Hybrid mode is the recommended default for most use cases. The diffusion model generates the initial data with realistic distributional properties — amount correlations, category co-occurrence patterns, temporal dynamics — and the rule engine applies a constraint-satisfaction pass that enforces structural validity. The result is data that has the statistical richness of a learned model with the structural guarantees of the rule-based engine.
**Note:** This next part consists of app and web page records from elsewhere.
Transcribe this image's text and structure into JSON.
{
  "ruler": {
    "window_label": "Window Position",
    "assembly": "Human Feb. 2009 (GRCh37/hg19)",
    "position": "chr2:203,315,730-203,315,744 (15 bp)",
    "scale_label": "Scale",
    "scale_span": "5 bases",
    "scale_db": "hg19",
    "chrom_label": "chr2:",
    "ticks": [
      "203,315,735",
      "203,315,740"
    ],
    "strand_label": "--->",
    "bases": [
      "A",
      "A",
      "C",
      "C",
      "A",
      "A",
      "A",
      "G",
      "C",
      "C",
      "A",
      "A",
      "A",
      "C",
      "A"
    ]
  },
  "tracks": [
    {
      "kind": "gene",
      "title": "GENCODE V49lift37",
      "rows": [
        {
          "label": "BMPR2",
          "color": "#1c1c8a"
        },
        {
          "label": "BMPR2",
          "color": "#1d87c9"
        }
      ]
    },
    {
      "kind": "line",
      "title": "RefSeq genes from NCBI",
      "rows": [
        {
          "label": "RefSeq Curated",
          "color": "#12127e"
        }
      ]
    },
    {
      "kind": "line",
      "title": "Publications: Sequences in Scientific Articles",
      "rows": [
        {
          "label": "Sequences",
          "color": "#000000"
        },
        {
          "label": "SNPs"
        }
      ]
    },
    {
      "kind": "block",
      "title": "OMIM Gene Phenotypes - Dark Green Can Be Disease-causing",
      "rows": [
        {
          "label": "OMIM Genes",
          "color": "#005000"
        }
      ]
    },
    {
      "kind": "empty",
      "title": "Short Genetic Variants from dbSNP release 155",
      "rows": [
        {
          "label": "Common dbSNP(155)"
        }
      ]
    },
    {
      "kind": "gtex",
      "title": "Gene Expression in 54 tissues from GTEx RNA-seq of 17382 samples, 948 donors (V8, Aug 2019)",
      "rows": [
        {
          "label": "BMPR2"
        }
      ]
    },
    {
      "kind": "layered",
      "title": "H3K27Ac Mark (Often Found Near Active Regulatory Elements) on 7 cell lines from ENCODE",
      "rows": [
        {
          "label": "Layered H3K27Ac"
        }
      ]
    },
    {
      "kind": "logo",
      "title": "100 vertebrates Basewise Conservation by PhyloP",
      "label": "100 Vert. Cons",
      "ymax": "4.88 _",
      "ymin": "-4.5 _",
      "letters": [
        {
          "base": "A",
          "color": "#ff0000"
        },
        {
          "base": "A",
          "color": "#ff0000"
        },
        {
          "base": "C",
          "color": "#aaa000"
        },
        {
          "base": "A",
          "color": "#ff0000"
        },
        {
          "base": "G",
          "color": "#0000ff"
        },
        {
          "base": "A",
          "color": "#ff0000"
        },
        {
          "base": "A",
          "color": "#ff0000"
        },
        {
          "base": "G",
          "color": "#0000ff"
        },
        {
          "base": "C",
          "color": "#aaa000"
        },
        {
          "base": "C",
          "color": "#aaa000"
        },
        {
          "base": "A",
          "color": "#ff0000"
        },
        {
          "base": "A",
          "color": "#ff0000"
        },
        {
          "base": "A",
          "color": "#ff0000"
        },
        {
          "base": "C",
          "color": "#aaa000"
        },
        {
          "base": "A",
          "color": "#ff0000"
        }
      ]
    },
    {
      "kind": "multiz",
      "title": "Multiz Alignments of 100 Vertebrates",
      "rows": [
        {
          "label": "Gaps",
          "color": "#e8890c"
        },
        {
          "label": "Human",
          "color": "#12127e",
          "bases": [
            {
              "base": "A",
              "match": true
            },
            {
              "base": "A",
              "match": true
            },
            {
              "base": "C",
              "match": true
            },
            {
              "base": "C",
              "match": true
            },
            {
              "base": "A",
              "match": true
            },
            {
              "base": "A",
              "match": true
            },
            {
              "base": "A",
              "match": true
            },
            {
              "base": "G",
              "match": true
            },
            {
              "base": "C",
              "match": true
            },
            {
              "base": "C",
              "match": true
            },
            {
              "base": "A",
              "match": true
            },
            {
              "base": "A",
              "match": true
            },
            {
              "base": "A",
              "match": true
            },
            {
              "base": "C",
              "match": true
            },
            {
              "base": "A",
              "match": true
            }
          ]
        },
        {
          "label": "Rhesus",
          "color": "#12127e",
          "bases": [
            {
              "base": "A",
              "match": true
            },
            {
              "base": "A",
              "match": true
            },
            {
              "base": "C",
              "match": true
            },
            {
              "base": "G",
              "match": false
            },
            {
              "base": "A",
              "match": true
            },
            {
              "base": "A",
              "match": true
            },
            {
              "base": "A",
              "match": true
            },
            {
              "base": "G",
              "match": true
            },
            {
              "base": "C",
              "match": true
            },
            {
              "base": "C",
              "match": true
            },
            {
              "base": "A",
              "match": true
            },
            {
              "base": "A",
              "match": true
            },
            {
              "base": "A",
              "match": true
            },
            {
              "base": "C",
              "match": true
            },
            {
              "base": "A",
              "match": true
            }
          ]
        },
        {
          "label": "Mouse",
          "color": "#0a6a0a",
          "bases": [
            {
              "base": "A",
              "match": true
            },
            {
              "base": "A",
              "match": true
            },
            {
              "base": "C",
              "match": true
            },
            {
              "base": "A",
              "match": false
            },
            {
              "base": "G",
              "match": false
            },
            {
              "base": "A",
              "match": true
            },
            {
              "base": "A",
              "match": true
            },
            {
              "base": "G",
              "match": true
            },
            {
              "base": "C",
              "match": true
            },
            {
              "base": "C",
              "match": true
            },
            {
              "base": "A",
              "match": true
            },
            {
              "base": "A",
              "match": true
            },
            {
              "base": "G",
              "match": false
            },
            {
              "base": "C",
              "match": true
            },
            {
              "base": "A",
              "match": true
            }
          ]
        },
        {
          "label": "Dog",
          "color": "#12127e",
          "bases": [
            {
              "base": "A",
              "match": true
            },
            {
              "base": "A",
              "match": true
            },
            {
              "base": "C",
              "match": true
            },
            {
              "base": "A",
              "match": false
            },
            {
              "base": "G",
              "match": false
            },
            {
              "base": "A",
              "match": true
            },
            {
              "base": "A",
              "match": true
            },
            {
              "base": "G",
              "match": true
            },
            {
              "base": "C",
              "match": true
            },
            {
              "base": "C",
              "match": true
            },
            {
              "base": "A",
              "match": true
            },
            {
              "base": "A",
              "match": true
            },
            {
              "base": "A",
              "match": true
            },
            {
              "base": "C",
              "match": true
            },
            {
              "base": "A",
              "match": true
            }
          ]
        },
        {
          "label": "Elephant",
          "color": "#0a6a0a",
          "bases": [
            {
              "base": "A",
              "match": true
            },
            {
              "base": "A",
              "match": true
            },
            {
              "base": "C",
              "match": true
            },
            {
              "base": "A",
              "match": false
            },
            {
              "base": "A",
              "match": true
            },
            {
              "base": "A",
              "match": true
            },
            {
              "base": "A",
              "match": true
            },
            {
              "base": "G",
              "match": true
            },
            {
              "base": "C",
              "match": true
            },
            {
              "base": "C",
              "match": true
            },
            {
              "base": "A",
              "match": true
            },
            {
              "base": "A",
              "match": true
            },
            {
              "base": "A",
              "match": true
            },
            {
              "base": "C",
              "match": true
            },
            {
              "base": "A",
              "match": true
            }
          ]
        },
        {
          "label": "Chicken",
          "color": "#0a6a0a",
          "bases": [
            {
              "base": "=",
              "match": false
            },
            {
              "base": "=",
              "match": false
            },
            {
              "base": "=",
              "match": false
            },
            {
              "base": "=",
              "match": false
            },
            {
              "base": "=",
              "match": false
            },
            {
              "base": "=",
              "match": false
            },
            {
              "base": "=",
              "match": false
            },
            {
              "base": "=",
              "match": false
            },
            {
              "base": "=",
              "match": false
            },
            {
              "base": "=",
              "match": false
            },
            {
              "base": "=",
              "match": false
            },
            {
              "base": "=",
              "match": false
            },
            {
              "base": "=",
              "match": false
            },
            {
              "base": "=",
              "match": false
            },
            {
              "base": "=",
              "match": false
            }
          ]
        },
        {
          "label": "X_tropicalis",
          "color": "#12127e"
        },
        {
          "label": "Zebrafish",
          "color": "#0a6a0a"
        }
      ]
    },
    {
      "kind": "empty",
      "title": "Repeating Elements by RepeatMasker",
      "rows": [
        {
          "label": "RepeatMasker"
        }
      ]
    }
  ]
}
The constraint-satisfaction pass is lightweight because the guided diffusion output is already close to satisfying constraints. In benchmarks, fewer than 3% of rows require adjustment in hybrid mode with guidance_scale=2.5, compared to 15-20% with guidance_scale=1.0.

Evaluating Output Quality

import pandas as pd
archive = client.jobs.download_archive(result.id)
df = pd.read_parquet(archive.file("journal_entries.parquet"))
# Quality metrics included in every diffusion job
metrics = archive.json("quality_metrics.json")
print(f"Rows generated: {len(df)}")
print(f"Benford MAD: {metrics['benford_mad']:.4f}")       # < 0.006 = close conformity
print(f"Column correlation RMSE: {metrics['corr_rmse']:.4f}")  # vs. reference distribution
print(f"Category Jensen-Shannon: {metrics['cat_js']:.4f}")     # lower = better match
print(f"Constraint violations: {metrics['constraint_violations']}")  # should be 0 in hybrid mode
print(f"Rows adjusted by rule engine: {metrics['hybrid_adjustments']}")

The diffusion model is pre-trained on VynFi's internal reference distributions (calibrated against 155 real-world financial datasets, as described in our methodology paper). Customers on Scale and Enterprise tiers can fine-tune the model on their own fingerprint data — the privacy-preserving statistical summaries described in a separate post in this series — to produce synthetic data that matches their specific distributional characteristics without ever exposing raw records.